Desert Isle Keeper
Belle of the Ball
Fortune hunters abound in traditional Regency Romance and, for the most part, they are not heroine material. They sidle up to the heroes at Almack’s. They gossip about the heroine. They dress in vulgar, albeit expensive, clothing and never get a husband unless he is old and depraved. At first glance it may seem surprising that the heroine of Donna Simpson’s Belle of the Ball is a fortune hunter. But this is a book with a recognizable person at its center. She may frustrate you, anger you and make you sad but she may also remind you of some charming manipulator in your own life. She may, in spite of all her foibles, make you weep for her, which is why this book is a Desert Isle Keeper for me.

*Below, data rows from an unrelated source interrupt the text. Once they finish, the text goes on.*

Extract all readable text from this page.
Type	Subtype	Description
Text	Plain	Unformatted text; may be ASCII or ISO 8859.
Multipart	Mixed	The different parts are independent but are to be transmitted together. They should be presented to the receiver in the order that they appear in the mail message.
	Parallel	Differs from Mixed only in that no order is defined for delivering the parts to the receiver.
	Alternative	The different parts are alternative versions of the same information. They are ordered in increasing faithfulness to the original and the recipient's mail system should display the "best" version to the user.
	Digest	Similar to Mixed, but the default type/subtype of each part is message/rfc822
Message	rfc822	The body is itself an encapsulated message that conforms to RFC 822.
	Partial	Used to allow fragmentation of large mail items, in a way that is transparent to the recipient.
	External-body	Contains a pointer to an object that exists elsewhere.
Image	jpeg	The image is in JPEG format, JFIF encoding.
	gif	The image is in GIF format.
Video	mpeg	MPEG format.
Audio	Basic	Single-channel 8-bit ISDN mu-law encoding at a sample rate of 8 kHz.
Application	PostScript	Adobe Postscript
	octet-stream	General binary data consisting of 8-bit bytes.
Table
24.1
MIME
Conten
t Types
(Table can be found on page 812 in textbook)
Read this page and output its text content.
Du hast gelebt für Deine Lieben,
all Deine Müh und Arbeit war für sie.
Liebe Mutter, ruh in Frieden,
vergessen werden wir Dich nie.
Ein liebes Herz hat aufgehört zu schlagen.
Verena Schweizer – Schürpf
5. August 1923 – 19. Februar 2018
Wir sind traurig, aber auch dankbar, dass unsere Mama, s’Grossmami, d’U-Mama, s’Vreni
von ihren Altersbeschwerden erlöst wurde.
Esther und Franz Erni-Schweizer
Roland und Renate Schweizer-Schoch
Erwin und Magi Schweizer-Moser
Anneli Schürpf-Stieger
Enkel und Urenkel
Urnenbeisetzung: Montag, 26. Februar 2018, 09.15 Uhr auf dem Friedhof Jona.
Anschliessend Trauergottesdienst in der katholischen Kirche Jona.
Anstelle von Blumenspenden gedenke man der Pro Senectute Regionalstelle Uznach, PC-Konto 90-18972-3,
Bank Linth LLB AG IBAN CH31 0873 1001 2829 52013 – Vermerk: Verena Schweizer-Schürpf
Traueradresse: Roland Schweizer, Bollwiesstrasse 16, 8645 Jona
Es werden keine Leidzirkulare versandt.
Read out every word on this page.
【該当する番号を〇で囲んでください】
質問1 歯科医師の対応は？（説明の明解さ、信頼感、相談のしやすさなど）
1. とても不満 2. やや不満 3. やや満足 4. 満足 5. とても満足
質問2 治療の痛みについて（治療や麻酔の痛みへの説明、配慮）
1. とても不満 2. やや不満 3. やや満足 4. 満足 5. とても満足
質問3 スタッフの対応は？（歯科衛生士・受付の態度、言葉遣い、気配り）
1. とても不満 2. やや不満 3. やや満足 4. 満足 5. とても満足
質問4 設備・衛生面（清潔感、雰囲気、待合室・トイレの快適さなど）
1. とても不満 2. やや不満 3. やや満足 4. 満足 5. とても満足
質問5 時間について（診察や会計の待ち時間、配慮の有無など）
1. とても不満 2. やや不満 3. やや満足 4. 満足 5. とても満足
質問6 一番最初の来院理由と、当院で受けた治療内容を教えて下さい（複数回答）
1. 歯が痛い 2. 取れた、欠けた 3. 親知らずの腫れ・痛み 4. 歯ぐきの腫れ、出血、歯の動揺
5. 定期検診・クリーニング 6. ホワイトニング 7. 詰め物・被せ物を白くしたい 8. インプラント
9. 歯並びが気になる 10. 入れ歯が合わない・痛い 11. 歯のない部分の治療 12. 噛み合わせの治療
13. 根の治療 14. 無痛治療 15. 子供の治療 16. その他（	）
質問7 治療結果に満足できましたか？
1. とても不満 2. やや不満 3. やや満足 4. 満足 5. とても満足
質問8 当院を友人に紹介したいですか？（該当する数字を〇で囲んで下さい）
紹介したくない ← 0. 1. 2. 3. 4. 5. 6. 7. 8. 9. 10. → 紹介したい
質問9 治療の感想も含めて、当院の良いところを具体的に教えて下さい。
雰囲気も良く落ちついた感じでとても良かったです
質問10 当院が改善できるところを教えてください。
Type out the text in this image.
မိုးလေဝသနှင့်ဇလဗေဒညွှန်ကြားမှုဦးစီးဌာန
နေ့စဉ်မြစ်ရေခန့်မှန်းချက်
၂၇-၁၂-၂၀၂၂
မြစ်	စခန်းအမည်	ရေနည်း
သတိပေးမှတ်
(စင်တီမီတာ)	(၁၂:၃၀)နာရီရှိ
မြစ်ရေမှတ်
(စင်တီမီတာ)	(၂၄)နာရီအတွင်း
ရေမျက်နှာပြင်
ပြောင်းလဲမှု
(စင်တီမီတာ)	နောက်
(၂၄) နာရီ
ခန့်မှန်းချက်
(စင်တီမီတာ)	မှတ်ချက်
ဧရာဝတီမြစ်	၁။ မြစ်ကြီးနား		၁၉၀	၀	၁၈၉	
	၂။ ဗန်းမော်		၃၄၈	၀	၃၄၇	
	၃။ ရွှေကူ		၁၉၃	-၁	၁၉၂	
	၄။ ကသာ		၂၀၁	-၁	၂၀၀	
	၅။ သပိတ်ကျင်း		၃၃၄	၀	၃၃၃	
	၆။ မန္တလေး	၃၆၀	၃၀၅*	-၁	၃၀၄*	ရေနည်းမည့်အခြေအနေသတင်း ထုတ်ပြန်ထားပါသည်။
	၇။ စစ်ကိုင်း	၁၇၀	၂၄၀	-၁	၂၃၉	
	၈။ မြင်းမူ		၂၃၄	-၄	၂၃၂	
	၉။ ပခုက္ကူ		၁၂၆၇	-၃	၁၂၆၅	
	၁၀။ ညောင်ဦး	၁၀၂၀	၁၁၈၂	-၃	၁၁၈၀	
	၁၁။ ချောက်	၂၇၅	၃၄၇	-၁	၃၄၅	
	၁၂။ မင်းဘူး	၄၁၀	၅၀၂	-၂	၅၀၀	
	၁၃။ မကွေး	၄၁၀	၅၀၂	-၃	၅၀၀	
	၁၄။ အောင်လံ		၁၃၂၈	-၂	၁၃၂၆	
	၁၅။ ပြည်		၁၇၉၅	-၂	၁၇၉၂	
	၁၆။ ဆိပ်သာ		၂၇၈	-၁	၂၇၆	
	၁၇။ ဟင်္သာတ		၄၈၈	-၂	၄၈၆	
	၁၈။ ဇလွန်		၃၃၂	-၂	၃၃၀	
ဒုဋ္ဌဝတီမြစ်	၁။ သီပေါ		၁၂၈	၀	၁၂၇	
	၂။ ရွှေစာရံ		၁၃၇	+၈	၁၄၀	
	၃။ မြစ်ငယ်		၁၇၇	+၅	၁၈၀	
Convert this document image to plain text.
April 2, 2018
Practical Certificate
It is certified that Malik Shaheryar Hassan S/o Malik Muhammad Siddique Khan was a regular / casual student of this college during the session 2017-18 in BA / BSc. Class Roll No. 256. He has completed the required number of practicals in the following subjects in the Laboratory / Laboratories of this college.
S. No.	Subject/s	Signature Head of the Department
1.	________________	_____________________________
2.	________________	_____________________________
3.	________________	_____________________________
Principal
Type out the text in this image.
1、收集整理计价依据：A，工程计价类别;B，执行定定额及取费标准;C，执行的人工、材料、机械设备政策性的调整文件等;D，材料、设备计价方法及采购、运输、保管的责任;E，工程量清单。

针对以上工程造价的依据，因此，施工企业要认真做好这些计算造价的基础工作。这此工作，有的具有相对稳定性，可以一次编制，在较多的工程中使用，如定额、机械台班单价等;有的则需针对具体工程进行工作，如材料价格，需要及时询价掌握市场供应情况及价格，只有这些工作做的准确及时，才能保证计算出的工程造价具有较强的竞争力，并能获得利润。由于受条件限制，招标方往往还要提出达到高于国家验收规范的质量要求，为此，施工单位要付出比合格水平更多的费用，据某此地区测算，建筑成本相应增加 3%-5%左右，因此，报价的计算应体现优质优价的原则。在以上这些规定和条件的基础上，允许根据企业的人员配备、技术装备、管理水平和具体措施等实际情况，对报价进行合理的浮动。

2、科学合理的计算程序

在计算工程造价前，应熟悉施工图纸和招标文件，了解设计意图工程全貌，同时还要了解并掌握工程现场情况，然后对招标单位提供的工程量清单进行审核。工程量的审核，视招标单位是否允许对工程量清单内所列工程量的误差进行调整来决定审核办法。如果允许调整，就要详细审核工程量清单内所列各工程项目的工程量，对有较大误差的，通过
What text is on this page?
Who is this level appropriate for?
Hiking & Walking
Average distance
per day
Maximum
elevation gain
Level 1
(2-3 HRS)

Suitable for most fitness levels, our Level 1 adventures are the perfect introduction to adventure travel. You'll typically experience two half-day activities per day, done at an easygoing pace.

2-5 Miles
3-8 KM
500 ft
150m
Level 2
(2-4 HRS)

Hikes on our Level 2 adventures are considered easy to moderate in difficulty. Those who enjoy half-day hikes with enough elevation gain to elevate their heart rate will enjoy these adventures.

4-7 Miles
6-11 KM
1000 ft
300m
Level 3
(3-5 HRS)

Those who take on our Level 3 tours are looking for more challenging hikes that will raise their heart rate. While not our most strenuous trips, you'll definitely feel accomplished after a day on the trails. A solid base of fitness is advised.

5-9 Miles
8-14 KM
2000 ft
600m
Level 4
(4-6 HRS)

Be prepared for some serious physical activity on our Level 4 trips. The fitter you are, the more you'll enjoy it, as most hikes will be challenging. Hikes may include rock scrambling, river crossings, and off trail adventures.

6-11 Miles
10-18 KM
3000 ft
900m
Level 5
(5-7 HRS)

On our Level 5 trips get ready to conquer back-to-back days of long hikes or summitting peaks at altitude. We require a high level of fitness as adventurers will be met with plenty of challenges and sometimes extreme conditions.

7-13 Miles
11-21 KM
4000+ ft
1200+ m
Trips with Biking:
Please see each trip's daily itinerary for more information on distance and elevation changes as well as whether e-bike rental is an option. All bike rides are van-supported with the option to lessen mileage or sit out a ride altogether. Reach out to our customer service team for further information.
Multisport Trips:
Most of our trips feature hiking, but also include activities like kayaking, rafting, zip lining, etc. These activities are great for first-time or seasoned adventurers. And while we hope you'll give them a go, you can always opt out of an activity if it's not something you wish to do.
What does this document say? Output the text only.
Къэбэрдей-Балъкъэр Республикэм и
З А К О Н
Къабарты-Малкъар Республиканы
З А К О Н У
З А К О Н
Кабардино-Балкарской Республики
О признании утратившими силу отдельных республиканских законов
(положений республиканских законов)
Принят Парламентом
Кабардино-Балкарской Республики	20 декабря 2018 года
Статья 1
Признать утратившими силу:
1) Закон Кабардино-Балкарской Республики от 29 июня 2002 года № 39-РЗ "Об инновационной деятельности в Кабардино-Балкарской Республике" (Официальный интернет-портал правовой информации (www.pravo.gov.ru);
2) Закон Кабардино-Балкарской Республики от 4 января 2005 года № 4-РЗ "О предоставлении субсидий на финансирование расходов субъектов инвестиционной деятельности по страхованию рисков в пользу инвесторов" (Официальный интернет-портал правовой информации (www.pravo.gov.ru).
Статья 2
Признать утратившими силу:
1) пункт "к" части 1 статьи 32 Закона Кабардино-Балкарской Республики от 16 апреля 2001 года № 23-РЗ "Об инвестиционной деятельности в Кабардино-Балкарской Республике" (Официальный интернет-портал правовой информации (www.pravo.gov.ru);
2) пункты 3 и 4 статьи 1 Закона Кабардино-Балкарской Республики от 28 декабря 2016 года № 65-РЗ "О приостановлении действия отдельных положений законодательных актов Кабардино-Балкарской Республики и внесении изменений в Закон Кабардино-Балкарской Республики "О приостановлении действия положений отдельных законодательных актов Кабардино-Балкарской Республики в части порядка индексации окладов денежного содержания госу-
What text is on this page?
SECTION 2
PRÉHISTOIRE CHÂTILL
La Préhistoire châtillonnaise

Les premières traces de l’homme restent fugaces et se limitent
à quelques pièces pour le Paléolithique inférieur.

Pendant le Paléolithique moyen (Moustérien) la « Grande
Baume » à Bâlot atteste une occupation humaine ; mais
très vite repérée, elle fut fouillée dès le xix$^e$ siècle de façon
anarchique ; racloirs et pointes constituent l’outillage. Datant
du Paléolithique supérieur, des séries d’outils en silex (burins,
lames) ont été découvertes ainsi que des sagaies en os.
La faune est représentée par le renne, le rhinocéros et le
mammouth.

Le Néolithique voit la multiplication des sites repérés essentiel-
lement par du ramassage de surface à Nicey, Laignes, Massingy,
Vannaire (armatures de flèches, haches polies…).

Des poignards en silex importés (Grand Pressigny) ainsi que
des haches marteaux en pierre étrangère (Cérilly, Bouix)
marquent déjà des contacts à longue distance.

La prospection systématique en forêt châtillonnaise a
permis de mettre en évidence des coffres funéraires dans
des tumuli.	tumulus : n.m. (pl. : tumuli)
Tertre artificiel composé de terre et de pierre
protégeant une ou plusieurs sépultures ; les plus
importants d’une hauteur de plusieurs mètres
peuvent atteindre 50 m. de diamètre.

As the story opens Arabella Swinley is beginning her final Season in London. Readers of Donna Simpson’s recent Miss Truelove Beckons will recognize Arabella as the spoiled young woman who was initially expected to marry the hero of that novel, Viscount Drake. For years Arabella has drifted through her Seasons rejecting suitor after suitor always with the idea that she could fall back on a marriage to Drake. But, as chronicled in Miss Truelove Beckons, Lord Drake fell in love with Arabella’s cousin True, not with Arabella. Now Arabella finds herself without the security of the “understanding” she thought she had. Arabella’s mother has announced that they are desperately short of funds and that it is all up to Arabella to save the family fortunes by marrying money in short order.
As a fortune hunter, Arabella has a number of challenges. Her recent breakup with a beau has left her open to gossip and the charge that she is a greedy opportunist. Over the last few years she has rejected a number of men with very little reason, thereby hurting her reputation. Lastly, time is short. She needs a betrothal now, to keep the butcher and money lenders happy. This need for speed has caused her to begin to look desperate. Arabella sinks into a vicious circle of panic and rejection.
Arabella’s troubles only get worse when she meets Marcus Westhaven, a charming man of modest means who has lived most of his life in Canada. From the start, Marcus sees Arabella for what she is but he likes her anyway. This is a man of confidence and grace. He talks to Arabella about Canada and is delighted by her sense of adventure and curiousity about the wilderness. Marcus is appalled by Arabella’s flagrant desire to marry a wealthy man but coming from Canada, a place where most men made their own way, he doesn’t completely understand her situation nor the fact that Arabella has no understanding of how a man of modest means manages to make a living.
What I liked about this book was the convincing way that Donna Simpson describes a woman who needs desperately to secure her future. Though she seems to be out for money alone, Arabella’s biggest problem is that Marcus never really declares himself. She is unsure of his affection and is afraid to abandon her mother’s plan for fear of losing everything. This situation struck me as heartbreakingly realistic. It is one thing to abandon money for a poor man who loves you. It is another thing entirely to say no to the fortune and discover that the poor man is not interested.
The secondary characters in this book are unusually well drawn and almost as memorable as the leads. Arabella’s selfish, tyrannical mother and her free-thinking friend Eveleen both stand out in my mind.
More and more I find that the heroes and heroines in romance novels run together in my mind. Even in books I like very much, I seldom remember the names of the lead characters. In Belle of the Ball I got a heroine who stands in memory as a real person.